Impact assessment of cigarette smoke exposure on organotypic bronchial epithelial tissue cultures: a comparison of mono-culture and co-culture model containing fibroblasts


Authored by  A Iskandar, Y Xiang, S Frentzel, M Talikka, P Leroy, D Kuehn, E Guedj, F Martin, C Mathis, NV Ivanov, M Peitsch, J Hoeng

Published in Toxicological Sciences     

Abstract:

Organotypic three dimensional cultures of epithelial cells are grown at the air–liquid interface (ALI) and resemble the in vivo counterparts. Although the complexity of in vivo cellular responses could be better manifested in co-culture models in which additional cell-types such as fibroblasts were incorporated, the presence of another cell-type could mask the response of the other. This study reports the impact of whole cigarette smoke (CS) exposure on organotypic mono- and co-culture models to evaluate the relevancy of organotypic models for toxicological assessment of aerosols.
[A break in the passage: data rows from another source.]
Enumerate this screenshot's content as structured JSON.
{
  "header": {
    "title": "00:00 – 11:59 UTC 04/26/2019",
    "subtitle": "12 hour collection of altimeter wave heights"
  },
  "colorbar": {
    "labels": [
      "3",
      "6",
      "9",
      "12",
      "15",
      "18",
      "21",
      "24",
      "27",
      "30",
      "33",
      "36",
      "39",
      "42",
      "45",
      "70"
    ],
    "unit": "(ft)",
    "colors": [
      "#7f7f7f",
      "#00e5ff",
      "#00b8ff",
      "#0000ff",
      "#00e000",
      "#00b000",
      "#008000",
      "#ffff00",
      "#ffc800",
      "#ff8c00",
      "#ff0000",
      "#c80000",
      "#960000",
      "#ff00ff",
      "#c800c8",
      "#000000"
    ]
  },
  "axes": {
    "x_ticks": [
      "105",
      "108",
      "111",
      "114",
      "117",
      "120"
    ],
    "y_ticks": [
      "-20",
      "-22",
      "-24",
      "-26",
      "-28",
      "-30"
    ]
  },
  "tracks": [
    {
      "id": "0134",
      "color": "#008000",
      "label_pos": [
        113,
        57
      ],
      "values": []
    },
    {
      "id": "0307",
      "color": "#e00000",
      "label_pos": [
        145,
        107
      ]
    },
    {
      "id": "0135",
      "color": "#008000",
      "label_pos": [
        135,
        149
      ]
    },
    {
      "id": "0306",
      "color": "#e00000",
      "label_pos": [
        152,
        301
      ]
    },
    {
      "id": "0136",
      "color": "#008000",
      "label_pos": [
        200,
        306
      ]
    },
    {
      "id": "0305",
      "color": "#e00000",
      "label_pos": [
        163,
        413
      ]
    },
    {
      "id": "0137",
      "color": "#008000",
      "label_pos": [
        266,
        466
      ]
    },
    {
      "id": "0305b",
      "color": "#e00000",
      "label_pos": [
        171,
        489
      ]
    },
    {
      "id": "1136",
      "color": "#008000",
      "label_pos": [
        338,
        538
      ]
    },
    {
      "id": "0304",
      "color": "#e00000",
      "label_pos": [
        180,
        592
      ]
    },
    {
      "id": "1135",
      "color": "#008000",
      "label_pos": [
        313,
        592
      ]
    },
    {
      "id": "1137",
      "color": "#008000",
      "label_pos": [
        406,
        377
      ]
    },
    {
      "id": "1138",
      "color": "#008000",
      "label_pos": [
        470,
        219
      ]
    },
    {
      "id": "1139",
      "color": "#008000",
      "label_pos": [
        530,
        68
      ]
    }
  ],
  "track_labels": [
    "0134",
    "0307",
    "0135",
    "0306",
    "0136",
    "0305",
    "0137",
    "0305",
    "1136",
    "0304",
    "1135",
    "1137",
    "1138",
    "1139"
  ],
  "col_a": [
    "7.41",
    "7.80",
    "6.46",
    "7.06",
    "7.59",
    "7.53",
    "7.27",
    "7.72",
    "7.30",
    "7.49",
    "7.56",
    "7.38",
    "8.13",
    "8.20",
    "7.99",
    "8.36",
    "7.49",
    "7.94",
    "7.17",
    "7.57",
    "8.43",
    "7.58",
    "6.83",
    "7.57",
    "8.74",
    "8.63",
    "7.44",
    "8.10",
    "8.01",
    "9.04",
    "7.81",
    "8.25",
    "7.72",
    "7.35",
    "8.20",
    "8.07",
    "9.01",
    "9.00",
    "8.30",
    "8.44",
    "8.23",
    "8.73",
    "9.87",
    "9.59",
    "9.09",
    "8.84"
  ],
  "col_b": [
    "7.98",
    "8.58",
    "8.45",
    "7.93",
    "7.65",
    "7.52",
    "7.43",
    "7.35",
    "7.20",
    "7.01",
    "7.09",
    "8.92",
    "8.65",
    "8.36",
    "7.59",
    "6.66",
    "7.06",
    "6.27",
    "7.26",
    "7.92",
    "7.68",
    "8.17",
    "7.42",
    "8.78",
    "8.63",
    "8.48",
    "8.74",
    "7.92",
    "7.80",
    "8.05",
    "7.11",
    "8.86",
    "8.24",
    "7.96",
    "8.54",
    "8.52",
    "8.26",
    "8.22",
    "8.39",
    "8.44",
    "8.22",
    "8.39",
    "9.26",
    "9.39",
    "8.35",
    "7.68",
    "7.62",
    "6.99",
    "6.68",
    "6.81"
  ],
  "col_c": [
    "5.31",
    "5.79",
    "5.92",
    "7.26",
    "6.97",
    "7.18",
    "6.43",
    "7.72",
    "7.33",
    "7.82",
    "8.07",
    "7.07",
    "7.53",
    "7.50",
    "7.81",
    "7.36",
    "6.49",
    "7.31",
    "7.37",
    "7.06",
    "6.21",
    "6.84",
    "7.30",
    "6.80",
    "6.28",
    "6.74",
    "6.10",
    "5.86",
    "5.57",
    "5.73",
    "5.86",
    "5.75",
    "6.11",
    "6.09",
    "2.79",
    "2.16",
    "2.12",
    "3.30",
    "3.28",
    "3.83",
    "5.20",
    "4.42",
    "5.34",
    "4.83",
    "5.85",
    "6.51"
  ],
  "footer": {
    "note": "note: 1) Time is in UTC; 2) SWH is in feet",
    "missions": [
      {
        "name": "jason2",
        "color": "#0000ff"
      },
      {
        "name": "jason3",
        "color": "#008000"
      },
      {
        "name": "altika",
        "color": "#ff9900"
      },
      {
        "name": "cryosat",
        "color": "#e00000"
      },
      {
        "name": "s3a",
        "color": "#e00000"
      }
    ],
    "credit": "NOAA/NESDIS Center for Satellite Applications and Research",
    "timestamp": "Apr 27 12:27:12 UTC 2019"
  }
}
Two organotypic bronchial models were directly exposed to low and high concentrations of CS of the reference research cigarette 3R4F: mono-culture of bronchial epithelial cells without fibroblasts (BR) and co-culture with fibroblasts (BRF) models. Adenylate kinase-based cytotoxicity, cytochrome P450 (CYP) 1A1/1B1 activity, tissue histology, and concentrations of secreted mediators into the basolateral media, as well as transcriptomes were evaluated following the CS exposure. The results demonstrated similar impact of CS on the AK-based cytotoxicity, CYP1A1/1B1 activity, and tissue histology in both models. However, a greater number of secreted mediators was identified in the basolateral media of the mono-culture than in the co-culture models. Furthermore, annotation analysis and network-based systems biology analysis of the transcriptomic profiles indicated a more prominent cellular stress and tissue damage following CS in the mono-culture epithelium model without fibroblasts. Finally, our results indicated that an in vivo smoking-induced xenobiotic metabolism response of bronchial epithelial cells was better reflected from the in vitro CS-exposed co-culture model.